UETA and ESIGN Act

Both the United States Electronic Signatures in Global and National Commerce (ESIGN) Act, and the Uniform Electronic Transactions Act (UETA), have four major requirements for an electronic signature to be recognised as valid under U.S. law. Those requirements are:

  • Intent to sign – Electronic signatures, like traditional wet ink signatures, are valid only if each party intended to sign.
  • Consent to do business electronically – The parties to the transaction must consent to do business electronically. Establishing that a business consented can be done by analysing the circumstances of the interaction, but consumers require special considerations. Electronic records may be used in transactions with consumers only when the consumer has:
    • Received UETA Consumer Consent Disclosures
    • Affirmatively agreed to use electronic records for the transaction
    • Has not withdrawn such consent
  • Association of signature with the record – In order to qualify as an electronic signature under the ESIGN Act and UETA, the system used to capture the transaction must keep an associated record that reflects the process by which the signature was created, or generate a textual or graphic statement (which is added to the signed record) proving that it was executed with an electronic signature.
  • Record retention – U.S. laws on eSignatures and electronic transactions require that electronic signature records be capable of retention and accurate reproduction for reference by all parties or persons entitled to retain the contract or record.

DocuSign’s solutions exceed these requirements and are warranted for compliance with the ESIGN Act.

US life sciences regulations (21 CFR Part II)

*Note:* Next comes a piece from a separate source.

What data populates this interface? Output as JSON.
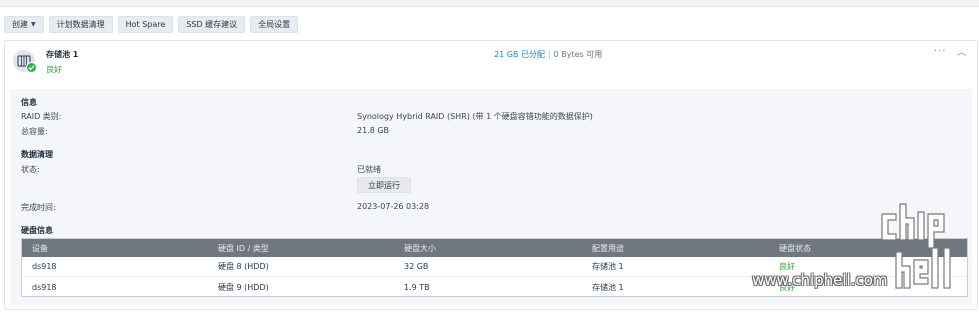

Depending on your use case or industry, federal and state regulations may impose additional requirements beyond those of the general U.S. laws regarding eSignatures and digital transactions. For example, 21 CFR Part 11 (“Part 11”) spells out requirements for electronic records and electronic signatures to be accepted by the FDA. Among other things, Part 11 requires that electronic records:

  • Be validated to ensure accuracy, reliability, consistent intended performance, and the ability to discern valid or altered records
  • Be able to generate accurate and complete copies of records in both human readable and electronic form suitable for inspection, review, and copying by the FDA
  • Ensure records are protected
  • Limit access to authorised individuals
  • Use secure, computer-generated, time-stamped audit trails to independently record the date and time of operator entries and actions that create, modify, or delete electronic records

The DocuSign product that works best for you can help you meet industry regulations. Learn more about DocuSign and 21 CFR Part 11.

History of electronic signature law in the United States

The ESIGN Act is a federal law passed in 2000. It grants legal recognition to electronic signatures and records if all parties to a contract choose to use electronic documents and to sign them electronically.

UETA, a precursor to the ESIGN Act, was introduced in 1999 and has been adopted by 47 U.S. states, as well as the District of Columbia and the U.S. Virgin Islands. Among other things, UETA provides that when a law requires either a writing or a signature, an electronic record or an electronic signature can satisfy that requirement when the parties to the transaction have agreed to proceed electronically.

UETA and the ESIGN Act solidified the legal landscape for use of electronic records and electronic signatures in commerce by confirming that electronic records and signatures carry the same weight and have the same legal effect as traditional paper documents and wet ink signatures.* Both laws provide the following:

  • No contract, signature, or record shall be denied legal effect solely because it is in electronic form
  • A contract relating to a transaction cannot be denied legal effect solely because an electronic signature or record was used in its formation

*The law for electronic signatures in most countries spells out certain types of documents or document categories for which electronic signatures are not appropriate. Each customer should work with legal counsel to identify categories of exclusion in the relevant country, but common categories of exclusion are wills and trusts, powers of attorney, and declarations given under oath.